2 minute read

Moumouni

… Worst-Case-Szenario

Die Poetin steht hinter dem Bühnenvorhang und linst nach draussen ins Publikum. Viele erwartungsvolle Menschen. Unangenehm, bei einem solch grossen Anlass nicht genau zu wissen, warum man eingeladen wurde. Sie hatte es einfach vergessen. Normalerweise lässt sich das relativ schnell an Setting und Publikum erkennen. Aber heute: schwierig. Ist es eine Rassismusveranstaltung? Die Poetin entdeckt einen «Refugees Welcome»-Aufkleber auf einer Tasche mit Fransen. Das könnte ein Hinweis sein. «Frau Mamudi, in zwei Minuten auf die Bühne», krächzt es aus den Lautsprechern im Backstage. Komisch, die Veranstalterin hatte ihren Namen falsch ausgesprochen. Ungewöhnlich für eine Rassismusveranstaltung. Dann wird es wohl doch ein Dada-Auftritt sein? Die Poetin war in den letzten Jahren ein Star des Schweizer Dada geworden. Als erste Schwarze Frau. Aber das ist egal, denn Dadaist*innen sehen keine Farben und lieben gleichzeitig Afrika. Und das sollte auch so bleiben. Auf keinen Fall wollte sie auch im Dada die RassismusTante werden. Und auf keinen Fall wollte sie die Antirassist*innen mit Dada vergraulen: Jetzt keinen Fehler machen!

Sie tritt auf die Bühne. «Ähm», beginnt sie. Im Publikum flüstert wer aufgeregt: «So heisst ihr Buch!» Stimmt. Ihr letzter Dada-Band hiess «Ähm 2000». Also Dada-Publikum? Sie ist noch unschlüssig und beginnt ins Mikrofon zu husten, um Zeit zu gewinnen. Jemand eilt auf sie zu und klopft ihr auf die Schultern. «Geht’s, Sister?» Ein paar Leute im Publikum husten euphorisch mit. Widersprüchliche Signale.

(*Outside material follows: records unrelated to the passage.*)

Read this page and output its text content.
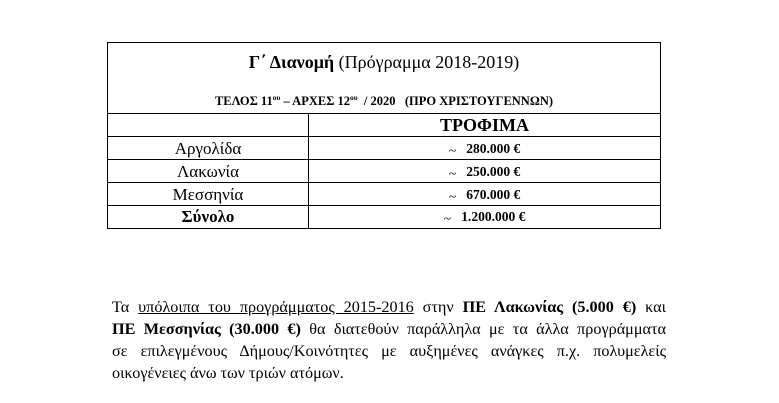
Γ΄ Διανομή (Πρόγραμμα 2018-2019)
ΤΕΛΟΣ $11^{o\upsilon}$ – ΑΡΧΕΣ $12^{o\upsilon} / 2020$   (ΠΡΟ ΧΡΙΣΤΟΥΓΕΝΝΩΝ)
ΤΡΟΦΙΜΑ
Αργολίδα	~ 280.000 €
Λακωνία	~ 250.000 €
Μεσσηνία	~ 670.000 €
Σύνολο	~ 1.200.000 €
Τα υπόλοιπα του προγράμματος 2015-2016 στην ΠΕ Λακωνίας (5.000 €) και
ΠΕ Μεσσηνίας (30.000 €) θα διατεθούν παράλληλα με τα άλλα προγράμματα
σε επιλεγμένους Δήμους/Κοινότητες με αυξημένες ανάγκες π.χ. πολυμελείς
οικογένειες άνω των τριών ατόμων.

Ein Alptraum: Offenbar sind Vertreter*innen beider Gruppen im Publikum! Die Poetin beschliesst: zweiter Anlauf. Eine Aneinanderreihung von Worten aus dem Stichwort-Repertoire, die vielleicht beide Seiten ansprechen: Geld und Diplome // Helfersyndrome //Kongo! Kongo! Koltan! // Bongo! Bongo! Alarm!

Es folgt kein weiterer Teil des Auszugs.